Fine, we may never see them snogging explicitly on screen. But it’s IN THE TEXT.
Janine and her “I wish you weren’t…whatever you are.” In the midst of her saying that, the camera cuts from facing them one direction, to facing the other, where behind them, John Watson is standing in the doorway. Indicating that ‘whatever he is’ is explicitly tied to John Watson. It’s being said in an absolutely explicit romantic context, and that is the answer. ”I wish you weren’t all about John Watson.”
The stag night, and John pulling himself up on Sherlock’s knee, with his “I don’t mind,” and Sherlock’s “Me too,” and…well, everything. Sock feet by Sherlock’s knee. Their body language in those chairs, as they lean in and out of each other’s space. John’s utterly unguarded, wide open way of sitting and the way their legs keep bumping and tangling and moving.
Mary and “Neither of us were his first,” with all the equivalency that line draws between John’s relationship to Sherlock and the relationship to THE WOMAN HE’S MARRYING TODAY.
The candlelit dance with Sherlock playing.
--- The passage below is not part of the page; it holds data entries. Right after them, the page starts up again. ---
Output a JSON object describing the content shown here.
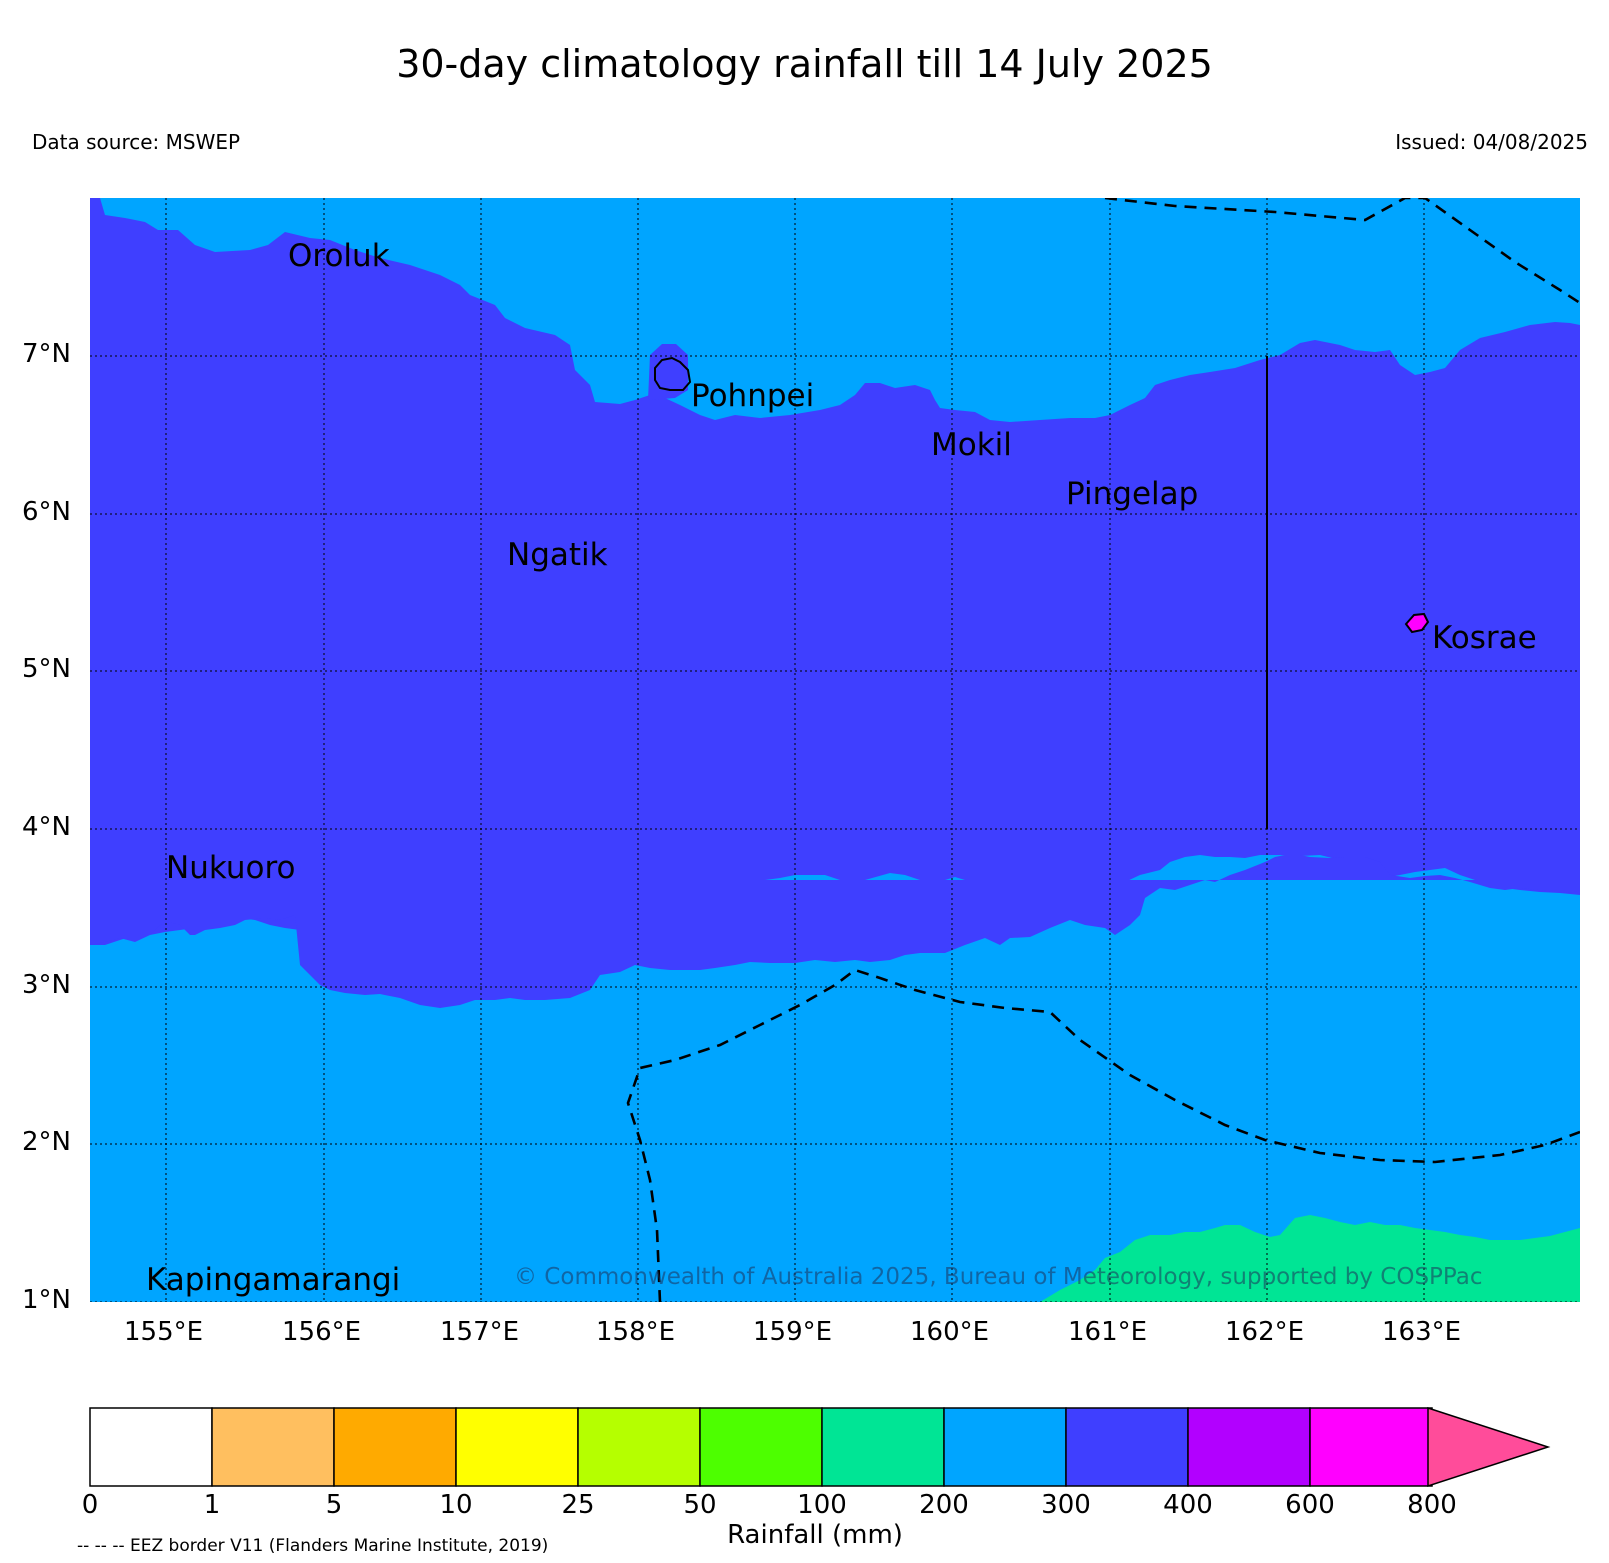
{
  "header": {
    "title": "30-day climatology rainfall till 14 July 2025",
    "data_source": "Data source: MSWEP",
    "issued": "Issued: 04/08/2025"
  },
  "map": {
    "lat_labels": [
      "7°N",
      "6°N",
      "5°N",
      "4°N",
      "3°N",
      "2°N",
      "1°N"
    ],
    "lon_labels": [
      "155°E",
      "156°E",
      "157°E",
      "158°E",
      "159°E",
      "160°E",
      "161°E",
      "162°E",
      "163°E"
    ],
    "places": [
      "Oroluk",
      "Pohnpei",
      "Mokil",
      "Pingelap",
      "Ngatik",
      "Kosrae",
      "Nukuoro",
      "Kapingamarangi"
    ],
    "copyright": "© Commonwealth of Australia 2025, Bureau of Meteorology, supported by COSPPac",
    "colors": {
      "r200_300": "#00a5ff",
      "r300_400": "#3f3fff",
      "r100_200": "#00e595",
      "r600_800": "#ff00ff"
    }
  },
  "colorbar": {
    "title": "Rainfall (mm)",
    "ticks": [
      "0",
      "1",
      "5",
      "10",
      "25",
      "50",
      "100",
      "200",
      "300",
      "400",
      "600",
      "800"
    ],
    "colors": [
      "#ffffff",
      "#ffbf5f",
      "#ffaa00",
      "#ffff00",
      "#b5ff00",
      "#4dff00",
      "#00e595",
      "#00a5ff",
      "#3f3fff",
      "#b200ff",
      "#ff00ff",
      "#ff4c9a"
    ],
    "eez_note": "-- -- -- EEZ border V11 (Flanders Marine Institute, 2019)"
  }
}
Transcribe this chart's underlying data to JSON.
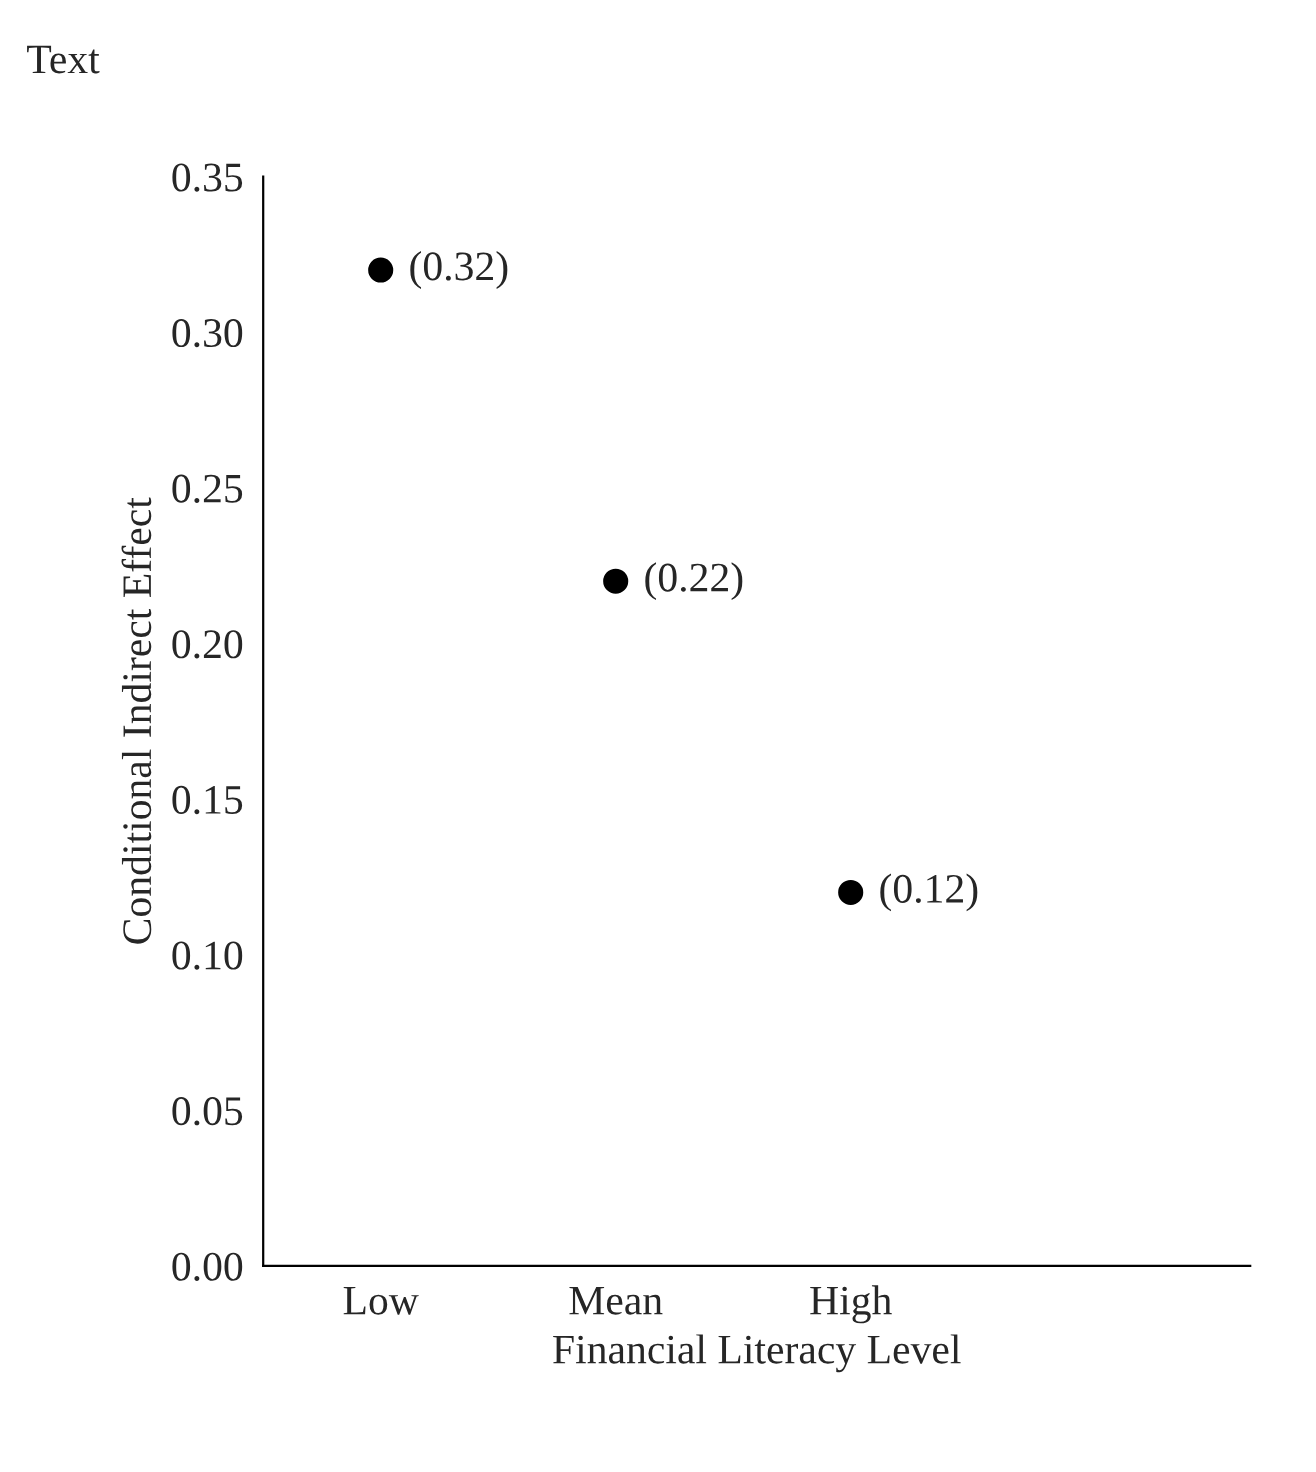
{
  "chart_data": {
    "type": "scatter",
    "title": "Text",
    "ylabel": "Conditional Indirect Effect",
    "xlabel": "Financial Literacy Level",
    "categories": [
      "Low",
      "Mean",
      "High"
    ],
    "series": [
      {
        "color": "#000000",
        "values": [
          0.32,
          0.22,
          0.12
        ],
        "value_labels": [
          "(0.32)",
          "(0.22)",
          "(0.12)"
        ]
      }
    ],
    "ylim": [
      0,
      0.35
    ],
    "yticks": [
      {
        "value": 0,
        "label": "0.00"
      },
      {
        "value": 0.05,
        "label": "0.05"
      },
      {
        "value": 0.1,
        "label": "0.10"
      },
      {
        "value": 0.15,
        "label": "0.15"
      },
      {
        "value": 0.2,
        "label": "0.20"
      },
      {
        "value": 0.25,
        "label": "0.25"
      },
      {
        "value": 0.3,
        "label": "0.30"
      },
      {
        "value": 0.35,
        "label": "0.35"
      }
    ],
    "marker": "circle",
    "grid": false
  }
}
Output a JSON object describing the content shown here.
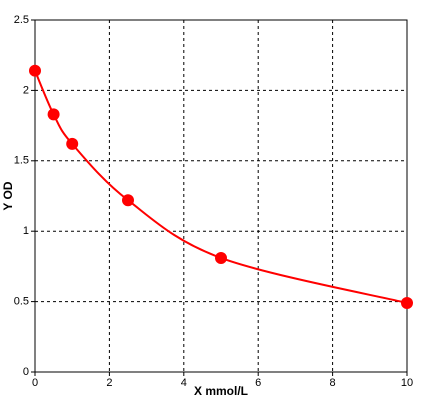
{
  "chart_data": {
    "type": "line",
    "x_label": "X mmol/L",
    "y_label": "Y OD",
    "x": [
      0,
      0.5,
      1,
      2.5,
      5,
      10
    ],
    "series": [
      {
        "color": "#ff0000",
        "values": [
          2.14,
          1.83,
          1.62,
          1.22,
          0.81,
          0.49
        ]
      }
    ],
    "xlim": [
      0,
      10
    ],
    "ylim": [
      0,
      2.5
    ],
    "xticks": [
      0,
      2,
      4,
      6,
      8,
      10
    ],
    "yticks": [
      0,
      0.5,
      1,
      1.5,
      2,
      2.5
    ],
    "grid": true
  }
}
The moment directly after, when Sherlock tells them he thinks Mary’s expecting, and the way all three of them react, and the “We can’t all three dance” and the looks on their faces like they’re all a bit disappointed about that.
John’s attempt to confide in and praise Sherlock when they’re staking out the palace guard.
“Donde estas, Yolanda” from the previous episode.
I could just keep going. There is a point at which ‘queerbaiting’ becomes a ludicrous concept, a point at which you are no longer making a joke, but making reality in your story. And if, at that point, you still insist that the queerness isn’t there, then you are lying, either to your viewers or to yourself.
What’s more, the show is explicitly, EXPLICITLY inviting us to read between the lines. It is handing us vast amounts of narrative real estate that it is not showing us but is reminding us IS THERE, all the scenes to which the characters refer but we don’t see. THEY DANCED TOGETHER. And in so much as referring to a moment like that, the show is inviting us to ask ourselves: what else has happened in those offscreen moments that we never hear about?
Key point to remember: this is how queer fictional narratives coded themselves for decades. We never, ever see ALL of a character’s life. This is not the Truman Show. And the technique was to insert just those little things that made you ask yourself, “What aren’t we seeing? What aren’t they telling us about? What is happening in those private moments?”
And furthermore, at least one of the show’s writers is steeped in that tradition. THE PRIVATE LIFE OF SHERLOCK HOLMES. It is ALL ABOUT THAT. The offscreen narrative that we don’t see. And Gatiss keeps talking about it lately. TELL ME THAT ISN’T CODE.
At this point, the mere concept that anyone could attempt to relegate this reading of the text to ‘obsessive fannish imaginings’ is laughable to me. I am trained in literary analysis, and I could write a fucking scholarly paper on this, and if anybody involved in the development of the show wants to argue otherwise, then they can take it up with each other, because if any of them really believe that then CLEARLY they are not all writing the same story.